A similar initiative, Solvatten, uses the sun’s rays to purify water. A special 10 litre can has been designed, that upon exposure to the sun for 3-4 hours, purifies the water in the can, rendering it fit for consumption.
These ideas, if harnessed and allowed to grow, have the potential to create real change; where solutions for difficult issues can be found in these small innovations. Many of these inventions, such as the pumps, the bags, and the solar coolers, if mass produced, will be inexpensive and affordable for the poorest sections of society.
Not only are these projects environmentally sustainable, some of them also have the potential to create jobs in the future. The summit ended with two important plenary sessions – on bridging the divide between these projects and financial capital; and merging these approaches into the mainstream policy dialogue.
While plenary sessions are necessary, it is extremely important that these grassroots ideas and inventions do not get lost in the wider political debate. Sweden, known for its openness to innovation, in a number of different fields, was the perfect setting to present existing ideas and develop new ones.
The summit ensured that such an open space was replicated in those few days, and these important new ideas were brought to the forefront, as well as to the attention of decision makers.

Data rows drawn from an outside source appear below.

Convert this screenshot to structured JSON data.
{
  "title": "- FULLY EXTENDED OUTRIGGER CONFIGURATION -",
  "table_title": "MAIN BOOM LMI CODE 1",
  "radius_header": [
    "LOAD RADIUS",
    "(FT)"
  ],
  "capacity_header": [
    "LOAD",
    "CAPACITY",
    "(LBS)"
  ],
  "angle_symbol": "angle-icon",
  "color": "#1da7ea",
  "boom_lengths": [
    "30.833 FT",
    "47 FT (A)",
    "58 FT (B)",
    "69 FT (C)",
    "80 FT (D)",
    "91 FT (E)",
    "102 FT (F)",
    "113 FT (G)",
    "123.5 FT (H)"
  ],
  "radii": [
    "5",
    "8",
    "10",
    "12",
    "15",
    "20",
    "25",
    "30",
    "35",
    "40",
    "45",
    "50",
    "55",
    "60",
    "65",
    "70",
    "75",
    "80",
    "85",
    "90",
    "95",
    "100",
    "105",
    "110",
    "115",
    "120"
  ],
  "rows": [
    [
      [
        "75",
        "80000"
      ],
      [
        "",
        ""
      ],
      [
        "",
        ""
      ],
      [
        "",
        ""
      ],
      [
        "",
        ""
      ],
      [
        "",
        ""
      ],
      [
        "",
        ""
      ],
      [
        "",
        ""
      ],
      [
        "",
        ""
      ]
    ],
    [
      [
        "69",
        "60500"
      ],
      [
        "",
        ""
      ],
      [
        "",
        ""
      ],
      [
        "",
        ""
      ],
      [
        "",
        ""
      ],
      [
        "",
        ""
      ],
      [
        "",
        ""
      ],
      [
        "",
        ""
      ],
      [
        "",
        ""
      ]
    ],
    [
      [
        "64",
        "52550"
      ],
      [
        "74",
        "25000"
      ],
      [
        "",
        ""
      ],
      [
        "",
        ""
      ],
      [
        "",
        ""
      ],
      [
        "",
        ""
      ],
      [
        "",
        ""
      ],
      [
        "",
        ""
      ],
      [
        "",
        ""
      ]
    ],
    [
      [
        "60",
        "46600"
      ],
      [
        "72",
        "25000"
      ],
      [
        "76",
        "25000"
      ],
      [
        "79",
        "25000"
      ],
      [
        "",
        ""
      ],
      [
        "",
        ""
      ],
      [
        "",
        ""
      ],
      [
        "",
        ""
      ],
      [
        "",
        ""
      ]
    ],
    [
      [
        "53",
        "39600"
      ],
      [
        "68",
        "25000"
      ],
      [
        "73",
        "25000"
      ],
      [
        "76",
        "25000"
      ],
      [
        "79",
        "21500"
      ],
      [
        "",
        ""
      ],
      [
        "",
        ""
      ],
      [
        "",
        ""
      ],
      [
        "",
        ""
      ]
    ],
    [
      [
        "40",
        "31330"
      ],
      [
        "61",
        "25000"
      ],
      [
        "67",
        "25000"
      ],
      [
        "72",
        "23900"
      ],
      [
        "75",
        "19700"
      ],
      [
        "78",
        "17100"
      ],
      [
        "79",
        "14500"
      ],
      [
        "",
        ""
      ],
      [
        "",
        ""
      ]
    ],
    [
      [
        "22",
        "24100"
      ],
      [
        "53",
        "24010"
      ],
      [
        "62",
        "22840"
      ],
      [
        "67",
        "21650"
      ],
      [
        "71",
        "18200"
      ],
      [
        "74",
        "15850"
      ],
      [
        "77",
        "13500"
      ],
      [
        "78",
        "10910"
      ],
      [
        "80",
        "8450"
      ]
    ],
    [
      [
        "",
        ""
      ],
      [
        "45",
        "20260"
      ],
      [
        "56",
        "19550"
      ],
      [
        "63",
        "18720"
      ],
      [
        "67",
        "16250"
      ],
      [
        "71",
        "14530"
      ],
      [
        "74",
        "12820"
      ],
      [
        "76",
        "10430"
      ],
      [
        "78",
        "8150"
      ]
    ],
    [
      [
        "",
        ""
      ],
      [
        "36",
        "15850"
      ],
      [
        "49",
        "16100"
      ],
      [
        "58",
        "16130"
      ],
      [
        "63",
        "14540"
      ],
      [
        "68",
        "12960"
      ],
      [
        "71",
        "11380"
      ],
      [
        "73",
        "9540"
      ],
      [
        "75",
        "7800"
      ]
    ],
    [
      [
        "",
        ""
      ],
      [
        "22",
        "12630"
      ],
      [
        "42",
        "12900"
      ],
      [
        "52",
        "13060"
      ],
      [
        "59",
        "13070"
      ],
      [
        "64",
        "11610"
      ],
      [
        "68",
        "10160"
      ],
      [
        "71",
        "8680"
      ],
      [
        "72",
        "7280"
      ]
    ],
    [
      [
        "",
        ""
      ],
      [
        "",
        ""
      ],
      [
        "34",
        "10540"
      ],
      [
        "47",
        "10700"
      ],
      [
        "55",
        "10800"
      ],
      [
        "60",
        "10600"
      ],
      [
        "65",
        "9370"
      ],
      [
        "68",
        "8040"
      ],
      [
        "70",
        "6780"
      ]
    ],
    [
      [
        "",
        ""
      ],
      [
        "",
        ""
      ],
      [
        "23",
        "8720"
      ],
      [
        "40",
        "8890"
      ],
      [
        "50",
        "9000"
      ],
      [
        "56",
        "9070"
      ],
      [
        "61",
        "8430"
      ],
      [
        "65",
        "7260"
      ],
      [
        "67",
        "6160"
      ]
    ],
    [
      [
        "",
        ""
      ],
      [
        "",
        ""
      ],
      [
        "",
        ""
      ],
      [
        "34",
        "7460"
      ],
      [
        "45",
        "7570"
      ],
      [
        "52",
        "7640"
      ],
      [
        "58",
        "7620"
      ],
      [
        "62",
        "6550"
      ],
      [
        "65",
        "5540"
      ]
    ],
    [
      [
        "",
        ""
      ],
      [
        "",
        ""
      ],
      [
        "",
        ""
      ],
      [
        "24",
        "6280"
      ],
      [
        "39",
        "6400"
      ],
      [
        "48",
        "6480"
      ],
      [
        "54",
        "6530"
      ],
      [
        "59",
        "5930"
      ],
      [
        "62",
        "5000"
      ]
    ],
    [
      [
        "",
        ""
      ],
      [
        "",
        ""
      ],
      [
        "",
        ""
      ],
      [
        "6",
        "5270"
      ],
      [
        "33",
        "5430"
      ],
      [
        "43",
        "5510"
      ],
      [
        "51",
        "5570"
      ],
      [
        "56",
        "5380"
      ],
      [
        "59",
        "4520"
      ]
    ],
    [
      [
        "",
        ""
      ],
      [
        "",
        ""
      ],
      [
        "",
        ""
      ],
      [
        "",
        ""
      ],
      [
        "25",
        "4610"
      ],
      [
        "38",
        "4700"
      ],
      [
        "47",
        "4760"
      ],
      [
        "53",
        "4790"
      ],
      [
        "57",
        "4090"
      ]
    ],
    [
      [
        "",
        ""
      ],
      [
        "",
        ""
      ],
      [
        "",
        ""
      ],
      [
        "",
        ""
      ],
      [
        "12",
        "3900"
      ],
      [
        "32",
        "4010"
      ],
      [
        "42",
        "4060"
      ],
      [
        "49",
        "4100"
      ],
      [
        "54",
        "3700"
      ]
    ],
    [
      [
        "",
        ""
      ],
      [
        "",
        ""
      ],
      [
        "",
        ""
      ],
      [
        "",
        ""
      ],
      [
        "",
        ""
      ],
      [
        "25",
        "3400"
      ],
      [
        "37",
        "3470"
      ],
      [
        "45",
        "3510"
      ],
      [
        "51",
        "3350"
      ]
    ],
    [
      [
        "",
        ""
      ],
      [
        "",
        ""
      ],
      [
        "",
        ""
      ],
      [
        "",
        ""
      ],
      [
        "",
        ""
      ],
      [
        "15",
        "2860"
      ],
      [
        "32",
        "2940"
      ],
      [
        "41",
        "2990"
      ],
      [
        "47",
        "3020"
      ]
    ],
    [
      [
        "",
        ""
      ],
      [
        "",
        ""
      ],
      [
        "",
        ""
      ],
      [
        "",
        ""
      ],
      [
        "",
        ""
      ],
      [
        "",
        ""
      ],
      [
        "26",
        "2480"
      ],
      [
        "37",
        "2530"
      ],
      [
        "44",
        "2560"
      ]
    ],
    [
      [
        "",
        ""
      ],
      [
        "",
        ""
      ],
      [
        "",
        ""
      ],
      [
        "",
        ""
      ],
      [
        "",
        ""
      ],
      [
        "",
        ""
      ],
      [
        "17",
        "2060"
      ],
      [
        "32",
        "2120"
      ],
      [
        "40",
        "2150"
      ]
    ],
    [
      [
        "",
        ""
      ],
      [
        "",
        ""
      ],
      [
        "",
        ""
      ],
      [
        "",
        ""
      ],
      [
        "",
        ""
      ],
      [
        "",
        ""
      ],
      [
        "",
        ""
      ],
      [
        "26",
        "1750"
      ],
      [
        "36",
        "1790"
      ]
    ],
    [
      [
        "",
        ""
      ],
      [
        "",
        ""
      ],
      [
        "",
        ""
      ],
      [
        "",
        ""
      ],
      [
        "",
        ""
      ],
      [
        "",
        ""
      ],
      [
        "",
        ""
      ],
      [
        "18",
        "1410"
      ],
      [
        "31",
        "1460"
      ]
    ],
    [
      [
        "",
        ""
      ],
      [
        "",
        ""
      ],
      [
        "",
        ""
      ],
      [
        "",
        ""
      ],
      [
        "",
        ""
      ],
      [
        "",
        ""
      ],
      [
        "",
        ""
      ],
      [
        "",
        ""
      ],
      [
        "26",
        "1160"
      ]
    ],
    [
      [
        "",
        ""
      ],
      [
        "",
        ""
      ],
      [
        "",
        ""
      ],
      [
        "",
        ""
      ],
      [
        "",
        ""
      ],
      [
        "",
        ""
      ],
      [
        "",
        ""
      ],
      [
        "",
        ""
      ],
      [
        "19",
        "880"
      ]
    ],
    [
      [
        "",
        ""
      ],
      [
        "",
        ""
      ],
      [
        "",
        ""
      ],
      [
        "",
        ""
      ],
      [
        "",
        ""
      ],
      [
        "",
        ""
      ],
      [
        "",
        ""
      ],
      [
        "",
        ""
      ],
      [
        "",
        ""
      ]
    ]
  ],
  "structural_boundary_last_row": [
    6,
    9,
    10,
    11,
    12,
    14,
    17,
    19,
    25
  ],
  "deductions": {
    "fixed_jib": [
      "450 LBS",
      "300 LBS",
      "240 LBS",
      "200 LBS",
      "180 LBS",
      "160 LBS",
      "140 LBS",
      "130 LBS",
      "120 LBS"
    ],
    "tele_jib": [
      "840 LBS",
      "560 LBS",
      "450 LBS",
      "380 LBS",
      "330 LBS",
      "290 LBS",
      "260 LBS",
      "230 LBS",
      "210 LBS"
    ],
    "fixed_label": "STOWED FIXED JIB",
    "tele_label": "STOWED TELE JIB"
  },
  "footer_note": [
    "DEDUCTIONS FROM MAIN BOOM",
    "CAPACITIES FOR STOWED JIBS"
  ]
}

About a year ago, Strategic Foresight Group’s President, Sundeep Waslekar, in his monthly column, addressed the question of what makes a nation great, citing innovation as an important factor.
It will indeed be a great nation that recognises important ideas such as the ones stated above, and ensures that these ideas are incorporated into its social fabric. Any country that snaps up these innovations and nurtures the potential of innovators, thereby facilitating a sustainable environment for the future, will indeed be a great nation. Any society that encourages its government to distinguish and boost the potential of a citizen who attempts to create a sustainable future will indeed be a great society.
The question that now remains is how we, as a global society, can ensure that these efforts become transformative forces for large scale change, and are not forgotten. It is necessary that these kinds of emerging ideas and initiatives are given the right kind of support, and that we make innovation matter.
Ambika Vishwanath is a research analyst with Strategic Foresight Group, a Mumbai based Think Tank. She specializes on issues in the Middle East.